Scottish bus operator

Glasgow Citybus was a bus company operating services across Glasgow and Dunbartonshire. It was a subsidiary of West Coast Motors.

==History==
Glasgow Citybus was formed in November 1999, by Russell Arden. The company was acquired by Campbeltown-based West Coast Motors in January 2006.

Under the ownership of West Coast Motors, the company went on to acquire Glasgow's City Sightseeing franchise in January 2008, John Morrow Coaches of Clydebank in March 2012, and Fairline Coaches in November 2013.

Between February and May 2012, Glasgow Citybus received an order of fifteen brand new Alexander Dennis Enviro 200 vehicles – at a cost of £1.8 million. This investment saw the average age of the fleet, at the time, reduced to just two years old.

In April 2015, the company was awarded the contract to operate the 398 shuttle service, on behalf of Abellio ScotRail, connecting Glasgow Central and Glasgow Queen Street. The service is currently operated by Alexander Dennis Enviro 200 MMCs, branded in a dark blue livery, with Abellio ScotRail branding.
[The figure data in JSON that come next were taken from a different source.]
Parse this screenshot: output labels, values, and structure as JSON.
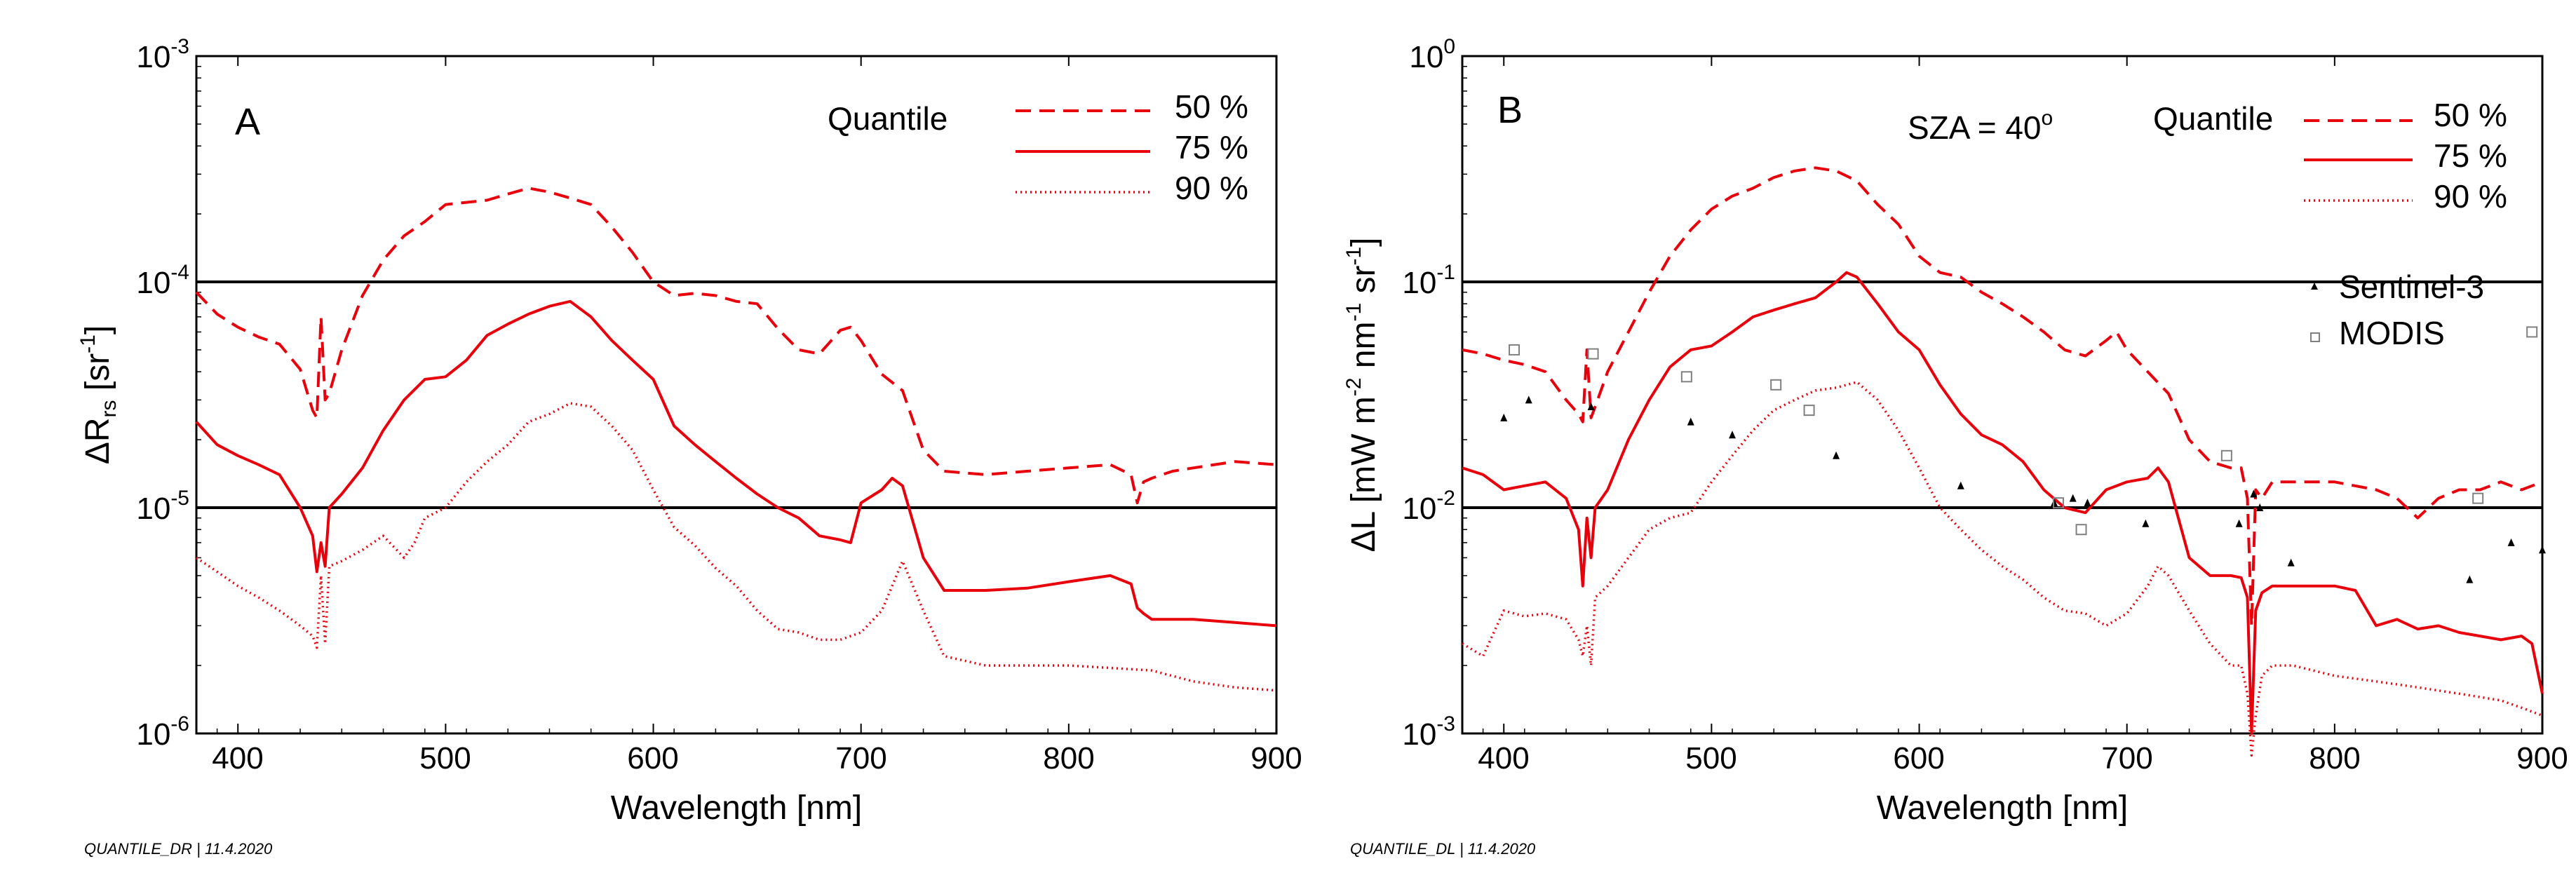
{
  "chart_data": [
    {
      "type": "line",
      "panel_label": "A",
      "x_label": "Wavelength [nm]",
      "y_label": {
        "delta": "Δ",
        "main": "R",
        "sub": "rs",
        "bracket_open": " [sr",
        "exp": "-1",
        "bracket_close": "]"
      },
      "xlim": [
        380,
        900
      ],
      "ylim": [
        1e-06,
        0.001
      ],
      "y_scale": "log",
      "x_ticks": [
        "400",
        "500",
        "600",
        "700",
        "800",
        "900"
      ],
      "y_ticks": [
        {
          "base": "10",
          "exp": "-6"
        },
        {
          "base": "10",
          "exp": "-5"
        },
        {
          "base": "10",
          "exp": "-4"
        },
        {
          "base": "10",
          "exp": "-3"
        }
      ],
      "reference_lines": [
        1e-05,
        0.0001
      ],
      "legend": {
        "title": "Quantile",
        "entries": [
          "50 %",
          "75 %",
          "90 %"
        ],
        "position": "top-right"
      },
      "footnote": "QUANTILE_DR | 11.4.2020",
      "series": [
        {
          "name": "50 %",
          "style": "dashed",
          "color": "#e8000b",
          "x": [
            380,
            390,
            400,
            410,
            420,
            430,
            436,
            438,
            440,
            442,
            444,
            450,
            460,
            470,
            480,
            490,
            500,
            510,
            520,
            530,
            540,
            550,
            560,
            570,
            580,
            590,
            600,
            610,
            620,
            630,
            640,
            650,
            660,
            670,
            680,
            690,
            695,
            700,
            710,
            720,
            730,
            740,
            760,
            780,
            800,
            820,
            830,
            833,
            836,
            840,
            850,
            860,
            880,
            900
          ],
          "y": [
            9e-05,
            7.2e-05,
            6.3e-05,
            5.7e-05,
            5.3e-05,
            4.1e-05,
            2.7e-05,
            2.5e-05,
            7e-05,
            3e-05,
            3.2e-05,
            5e-05,
            8.7e-05,
            0.000125,
            0.00016,
            0.000185,
            0.00022,
            0.000225,
            0.00023,
            0.000245,
            0.00026,
            0.00025,
            0.000235,
            0.00022,
            0.000175,
            0.000135,
            0.0001,
            8.7e-05,
            8.9e-05,
            8.7e-05,
            8.2e-05,
            8e-05,
            6.2e-05,
            5e-05,
            4.8e-05,
            6.1e-05,
            6.3e-05,
            5.5e-05,
            3.9e-05,
            3.3e-05,
            1.8e-05,
            1.45e-05,
            1.4e-05,
            1.45e-05,
            1.5e-05,
            1.55e-05,
            1.4e-05,
            1.05e-05,
            1.3e-05,
            1.35e-05,
            1.45e-05,
            1.5e-05,
            1.6e-05,
            1.55e-05
          ]
        },
        {
          "name": "75 %",
          "style": "solid",
          "color": "#e8000b",
          "x": [
            380,
            390,
            400,
            410,
            420,
            430,
            436,
            438,
            440,
            442,
            444,
            450,
            460,
            470,
            480,
            490,
            500,
            510,
            520,
            530,
            540,
            550,
            560,
            570,
            580,
            590,
            600,
            610,
            620,
            630,
            640,
            650,
            660,
            670,
            680,
            690,
            695,
            700,
            710,
            715,
            720,
            730,
            740,
            760,
            780,
            800,
            820,
            830,
            833,
            836,
            840,
            860,
            880,
            900
          ],
          "y": [
            2.4e-05,
            1.9e-05,
            1.7e-05,
            1.55e-05,
            1.4e-05,
            1e-05,
            7.5e-06,
            5.2e-06,
            7e-06,
            5.5e-06,
            1e-05,
            1.15e-05,
            1.5e-05,
            2.2e-05,
            3e-05,
            3.7e-05,
            3.8e-05,
            4.5e-05,
            5.8e-05,
            6.5e-05,
            7.2e-05,
            7.8e-05,
            8.2e-05,
            7e-05,
            5.5e-05,
            4.5e-05,
            3.7e-05,
            2.3e-05,
            1.9e-05,
            1.6e-05,
            1.35e-05,
            1.15e-05,
            1e-05,
            9e-06,
            7.5e-06,
            7.2e-06,
            7e-06,
            1.05e-05,
            1.2e-05,
            1.35e-05,
            1.25e-05,
            6e-06,
            4.3e-06,
            4.3e-06,
            4.4e-06,
            4.7e-06,
            5e-06,
            4.6e-06,
            3.6e-06,
            3.4e-06,
            3.2e-06,
            3.2e-06,
            3.1e-06,
            3e-06
          ]
        },
        {
          "name": "90 %",
          "style": "dotted",
          "color": "#e8000b",
          "x": [
            380,
            390,
            400,
            410,
            420,
            430,
            436,
            438,
            440,
            442,
            444,
            450,
            460,
            470,
            480,
            485,
            490,
            500,
            510,
            520,
            530,
            540,
            550,
            560,
            570,
            580,
            590,
            600,
            610,
            620,
            630,
            640,
            650,
            660,
            670,
            680,
            690,
            700,
            710,
            715,
            720,
            730,
            740,
            760,
            780,
            800,
            820,
            840,
            860,
            880,
            900
          ],
          "y": [
            6e-06,
            5.2e-06,
            4.5e-06,
            4e-06,
            3.5e-06,
            3e-06,
            2.7e-06,
            2.4e-06,
            5e-06,
            2.5e-06,
            5.5e-06,
            5.8e-06,
            6.5e-06,
            7.5e-06,
            6e-06,
            7e-06,
            9e-06,
            1e-05,
            1.3e-05,
            1.6e-05,
            1.9e-05,
            2.4e-05,
            2.6e-05,
            2.9e-05,
            2.8e-05,
            2.3e-05,
            1.8e-05,
            1.2e-05,
            8.2e-06,
            6.8e-06,
            5.4e-06,
            4.5e-06,
            3.5e-06,
            2.9e-06,
            2.8e-06,
            2.6e-06,
            2.6e-06,
            2.8e-06,
            3.5e-06,
            4.5e-06,
            5.8e-06,
            3.5e-06,
            2.2e-06,
            2e-06,
            2e-06,
            2e-06,
            1.95e-06,
            1.9e-06,
            1.7e-06,
            1.6e-06,
            1.55e-06
          ]
        }
      ]
    },
    {
      "type": "line",
      "panel_label": "B",
      "x_label": "Wavelength [nm]",
      "y_label": {
        "delta": "Δ",
        "part1": "L [mW m",
        "exp1": "-2",
        "part2": " nm",
        "exp2": "-1",
        "part3": " sr",
        "exp3": "-1",
        "part4": "]"
      },
      "xlim": [
        380,
        900
      ],
      "ylim": [
        0.001,
        1
      ],
      "y_scale": "log",
      "x_ticks": [
        "400",
        "500",
        "600",
        "700",
        "800",
        "900"
      ],
      "y_ticks": [
        {
          "base": "10",
          "exp": "-3"
        },
        {
          "base": "10",
          "exp": "-2"
        },
        {
          "base": "10",
          "exp": "-1"
        },
        {
          "base": "10",
          "exp": "0"
        }
      ],
      "reference_lines": [
        0.01,
        0.1
      ],
      "annotation": {
        "text": "SZA = 40",
        "exp": "o"
      },
      "legend": {
        "title": "Quantile",
        "entries": [
          "50 %",
          "75 %",
          "90 %"
        ],
        "position": "top-right"
      },
      "legend2": {
        "entries": [
          "Sentinel-3",
          "MODIS"
        ],
        "position": "right"
      },
      "footnote": "QUANTILE_DL | 11.4.2020",
      "series": [
        {
          "name": "50 %",
          "style": "dashed",
          "color": "#e8000b",
          "x": [
            380,
            390,
            400,
            410,
            420,
            430,
            436,
            438,
            440,
            442,
            444,
            450,
            460,
            470,
            480,
            490,
            500,
            510,
            520,
            530,
            540,
            550,
            560,
            570,
            580,
            590,
            600,
            610,
            620,
            630,
            640,
            650,
            660,
            670,
            680,
            690,
            695,
            700,
            710,
            720,
            730,
            740,
            750,
            755,
            758,
            760,
            762,
            765,
            770,
            780,
            800,
            820,
            830,
            840,
            850,
            860,
            870,
            880,
            890,
            900
          ],
          "y": [
            0.05,
            0.048,
            0.045,
            0.043,
            0.04,
            0.03,
            0.026,
            0.024,
            0.05,
            0.025,
            0.028,
            0.04,
            0.06,
            0.09,
            0.13,
            0.17,
            0.21,
            0.24,
            0.26,
            0.29,
            0.31,
            0.32,
            0.31,
            0.28,
            0.22,
            0.18,
            0.13,
            0.11,
            0.105,
            0.09,
            0.08,
            0.07,
            0.06,
            0.05,
            0.047,
            0.055,
            0.06,
            0.05,
            0.04,
            0.032,
            0.02,
            0.016,
            0.015,
            0.015,
            0.011,
            0.003,
            0.012,
            0.011,
            0.013,
            0.013,
            0.013,
            0.012,
            0.011,
            0.009,
            0.011,
            0.012,
            0.012,
            0.013,
            0.012,
            0.013
          ]
        },
        {
          "name": "75 %",
          "style": "solid",
          "color": "#e8000b",
          "x": [
            380,
            390,
            400,
            410,
            420,
            430,
            436,
            438,
            440,
            442,
            444,
            450,
            460,
            470,
            480,
            490,
            500,
            510,
            520,
            530,
            540,
            550,
            560,
            565,
            570,
            580,
            590,
            600,
            610,
            620,
            630,
            640,
            650,
            660,
            670,
            680,
            690,
            700,
            710,
            715,
            720,
            730,
            740,
            750,
            755,
            758,
            760,
            762,
            765,
            770,
            780,
            800,
            810,
            820,
            830,
            840,
            850,
            860,
            870,
            880,
            890,
            895,
            900
          ],
          "y": [
            0.015,
            0.014,
            0.012,
            0.0125,
            0.013,
            0.011,
            0.008,
            0.0045,
            0.009,
            0.006,
            0.01,
            0.012,
            0.02,
            0.03,
            0.042,
            0.05,
            0.052,
            0.06,
            0.07,
            0.075,
            0.08,
            0.085,
            0.1,
            0.11,
            0.105,
            0.08,
            0.06,
            0.05,
            0.035,
            0.026,
            0.021,
            0.019,
            0.016,
            0.012,
            0.01,
            0.0095,
            0.012,
            0.013,
            0.0135,
            0.015,
            0.013,
            0.006,
            0.005,
            0.005,
            0.0049,
            0.004,
            0.001,
            0.0035,
            0.0042,
            0.0045,
            0.0045,
            0.0045,
            0.0043,
            0.003,
            0.0032,
            0.0029,
            0.003,
            0.0028,
            0.0027,
            0.0026,
            0.0027,
            0.0025,
            0.0015
          ]
        },
        {
          "name": "90 %",
          "style": "dotted",
          "color": "#e8000b",
          "x": [
            380,
            390,
            400,
            410,
            420,
            430,
            436,
            438,
            440,
            442,
            444,
            450,
            460,
            470,
            480,
            490,
            500,
            510,
            520,
            530,
            540,
            550,
            560,
            570,
            580,
            590,
            600,
            610,
            620,
            630,
            640,
            650,
            660,
            670,
            680,
            690,
            700,
            710,
            715,
            720,
            730,
            740,
            750,
            755,
            758,
            760,
            762,
            765,
            770,
            780,
            800,
            820,
            840,
            860,
            880,
            890,
            900
          ],
          "y": [
            0.0025,
            0.0022,
            0.0035,
            0.0033,
            0.0034,
            0.0032,
            0.0026,
            0.0022,
            0.003,
            0.002,
            0.004,
            0.0045,
            0.006,
            0.008,
            0.009,
            0.0095,
            0.013,
            0.017,
            0.022,
            0.027,
            0.03,
            0.033,
            0.034,
            0.036,
            0.03,
            0.022,
            0.015,
            0.01,
            0.008,
            0.0065,
            0.0055,
            0.0048,
            0.004,
            0.0035,
            0.0034,
            0.003,
            0.0034,
            0.0045,
            0.0055,
            0.005,
            0.0035,
            0.0025,
            0.002,
            0.002,
            0.0015,
            0.0008,
            0.0012,
            0.0018,
            0.002,
            0.002,
            0.0018,
            0.0017,
            0.0016,
            0.0015,
            0.0014,
            0.0013,
            0.0012
          ]
        }
      ],
      "markers": [
        {
          "name": "Sentinel-3",
          "marker": "filled-triangle",
          "color": "#000000",
          "x": [
            400,
            412,
            442,
            490,
            510,
            560,
            620,
            665,
            674,
            681,
            709,
            754,
            761,
            764,
            779,
            865,
            885,
            900
          ],
          "y": [
            0.025,
            0.03,
            0.028,
            0.024,
            0.021,
            0.017,
            0.0125,
            0.0105,
            0.011,
            0.0105,
            0.0085,
            0.0085,
            0.0115,
            0.01,
            0.0057,
            0.0048,
            0.007,
            0.0065
          ]
        },
        {
          "name": "MODIS",
          "marker": "open-square",
          "color": "#808080",
          "x": [
            405,
            443,
            488,
            531,
            547,
            667,
            678,
            748,
            869,
            895
          ],
          "y": [
            0.05,
            0.048,
            0.038,
            0.035,
            0.027,
            0.0105,
            0.008,
            0.017,
            0.011,
            0.06
          ]
        }
      ]
    }
  ]
}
On 31 January 2023, the company was absorbed into West Coast Motors, and the name Glasgow Citybus was dropped.

==Fleet and operations==
The Glasgow Citybus fleet consisted mainly of vehicles manufactured by Alexander Dennis. At the time of absorption into the parent company, the company operated from a single depot located on South Street in Glasgow.

==Livery and branding==
Originally, vehicles were branded in a red and yellow livery, which featured a blue and red diagonal stripe. The livery and logo was updated in 2017, to the style of parent company, West Coast Motors. Vehicles were then branded in a cream and red livery, with a blue stripe along the length of the vehicle, with a Glasgow Citybus logo. All vehicles were then rebranded as West Coast Motors when absorbed.